Je me hâtai de servir le bonhomme, qui dégusta sa part de macaroni avec un appétit remarquable. Tout agité qu'il était, je vis qu'il prenait grand plaisir à manger, et cela me gênait beaucoup pour obtenir des réponses nettes aux mille questions que je lui adressais. Le pauvre homme n'est peut-être pas gourmand, mais il est affamé. Ce fut bien pis quand Tartaglia, que j'avais oublié, reparut avec un jeune esturgeon cuit au vin, et un plat d'artichauts frits dans la graisse. Il n'y eut plus moyen de tirer du moine un mot de bon sens, et, pendant plus d'une heure, il fallut me résigner à le voir engloutir ces mets, et à manger moi-même pour satisfaire Tartaglia, que je ne pouvais plus regarder comme un ennemi, et dont le dévouement méritait mieux de moi que des soupçons et des rebuffades.

Ma situation devenait de plus en plus étrange avec ces hôtes nouveaux. Mon chagrin et mon inquiétude se heurtaient aux contrastes d'un appétit de capucin qui profitait d'une rare circonstance pour s'assouvir, et d'une servilité de valet comique dont, en ce moment, l'unique préoccupation était de me prouver ses talents culinaires.

 Mangez, mangez, Excellence, me disait-il; vous aurez du café succulent pour digérer, car la Daniella m'a dit: «Surtout, soigne-lui son café; il n'a pas d'autre gourmandise.»

Ce détail était si bien dans les habitudes de gâterie féminine de Daniella, que je me rendis tout à fait à la sincérité de Tartaglia, attestée d'ailleurs par la confiance et l'espèce d'amitié que le capucin lui témoignait.

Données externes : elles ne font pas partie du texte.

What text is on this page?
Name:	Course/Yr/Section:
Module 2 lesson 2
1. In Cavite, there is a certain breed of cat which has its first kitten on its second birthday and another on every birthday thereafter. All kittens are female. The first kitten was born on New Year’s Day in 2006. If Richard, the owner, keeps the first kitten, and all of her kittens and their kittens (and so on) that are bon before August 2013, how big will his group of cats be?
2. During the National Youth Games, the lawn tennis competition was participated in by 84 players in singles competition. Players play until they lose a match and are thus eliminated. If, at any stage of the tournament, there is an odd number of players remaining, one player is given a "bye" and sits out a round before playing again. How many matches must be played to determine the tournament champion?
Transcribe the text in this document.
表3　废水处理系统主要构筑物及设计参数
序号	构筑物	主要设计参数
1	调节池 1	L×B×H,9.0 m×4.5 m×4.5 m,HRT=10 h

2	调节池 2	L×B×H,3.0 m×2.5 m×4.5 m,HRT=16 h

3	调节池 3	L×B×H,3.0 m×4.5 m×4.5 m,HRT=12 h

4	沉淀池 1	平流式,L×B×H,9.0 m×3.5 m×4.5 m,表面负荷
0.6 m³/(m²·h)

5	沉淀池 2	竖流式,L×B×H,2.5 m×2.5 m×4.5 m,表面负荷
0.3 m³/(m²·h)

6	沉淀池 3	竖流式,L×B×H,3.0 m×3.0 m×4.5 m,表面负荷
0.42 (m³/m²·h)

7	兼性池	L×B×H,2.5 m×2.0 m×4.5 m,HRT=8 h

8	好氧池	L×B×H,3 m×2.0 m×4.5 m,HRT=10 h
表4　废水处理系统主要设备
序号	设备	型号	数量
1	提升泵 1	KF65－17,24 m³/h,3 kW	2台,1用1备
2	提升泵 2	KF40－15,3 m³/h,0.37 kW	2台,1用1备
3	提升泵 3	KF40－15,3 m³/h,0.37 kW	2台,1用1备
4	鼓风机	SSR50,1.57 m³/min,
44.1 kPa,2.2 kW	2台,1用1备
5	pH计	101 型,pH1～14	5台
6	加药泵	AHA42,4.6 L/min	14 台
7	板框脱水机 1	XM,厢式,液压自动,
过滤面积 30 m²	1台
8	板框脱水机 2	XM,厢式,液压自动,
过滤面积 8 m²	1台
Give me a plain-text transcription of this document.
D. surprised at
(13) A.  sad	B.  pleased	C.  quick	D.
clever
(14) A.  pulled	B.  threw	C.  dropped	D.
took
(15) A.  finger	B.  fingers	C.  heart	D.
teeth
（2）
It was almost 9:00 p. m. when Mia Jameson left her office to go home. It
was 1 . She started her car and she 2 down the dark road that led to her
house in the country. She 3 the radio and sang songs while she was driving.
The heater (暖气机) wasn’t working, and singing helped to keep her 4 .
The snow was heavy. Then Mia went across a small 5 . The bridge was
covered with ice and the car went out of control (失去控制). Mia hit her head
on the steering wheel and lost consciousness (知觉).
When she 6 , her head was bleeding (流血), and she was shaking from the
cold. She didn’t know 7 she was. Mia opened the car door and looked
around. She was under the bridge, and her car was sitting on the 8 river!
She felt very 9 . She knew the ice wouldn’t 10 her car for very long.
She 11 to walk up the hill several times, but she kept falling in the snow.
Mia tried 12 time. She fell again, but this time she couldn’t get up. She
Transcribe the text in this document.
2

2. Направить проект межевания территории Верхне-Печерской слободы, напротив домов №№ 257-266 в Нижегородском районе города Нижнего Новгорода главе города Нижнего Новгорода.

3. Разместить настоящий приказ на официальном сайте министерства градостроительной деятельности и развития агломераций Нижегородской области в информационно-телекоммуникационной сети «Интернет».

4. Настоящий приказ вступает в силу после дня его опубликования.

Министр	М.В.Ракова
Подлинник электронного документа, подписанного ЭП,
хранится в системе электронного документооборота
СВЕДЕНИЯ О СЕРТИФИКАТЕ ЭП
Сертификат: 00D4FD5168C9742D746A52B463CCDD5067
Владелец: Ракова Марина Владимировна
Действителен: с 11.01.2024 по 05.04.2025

Il me restait bien une épine dans le coeur, en songeant que cette amitié était réelle et sérieuse chez Daniella, et je me sentais profondément humilié, non pas d'accepter les services de cet homme (je pouvais les payer un jour), mais de le voir immiscé dans les secrets de coeur de Daniella, et comme initié aux mystères de mon bonheur.

Je ne pus me retenir d'en témoigner quelque chose à frère Cyprien.

 Vous n'étiez donc pas là quand elle a fait cette chute? lui demandai-je pendant que Tartaglia allait chercher le café.

 Eh! vraiment, non, dit-il; mais, quand même j'y aurais été, ce n'est ni moi, ni Olivia, ni ma soeur Mariuccia qui aurions pu nous charger de veiller sur vous et de vous empêcher de mourir de faim. Ces deux femmes sont trop surveillées dans ce moment-ci; et, quant à moi, je suis un pauvre homme trop assujetti à la règle de son ordre. Croyez-moi, Tartaglia est l'ami qu'il vous fallait, et il ne sera jamais arrêté en venant vous voir, lui!

 Ah! ah! et pourquoi cela?

 Je ne sais pas, mais c'est ainsi. Tout le monde le connaît, et il est bien avec tout le monde.

 Même avec la police?

 Eh! chi lo sa! répondit le moine, du même ton que prenait sa soeur Mariuccia quand elle voulait dire: «Ne m'en demandez pas davantage, je ne veux pas le savoir.»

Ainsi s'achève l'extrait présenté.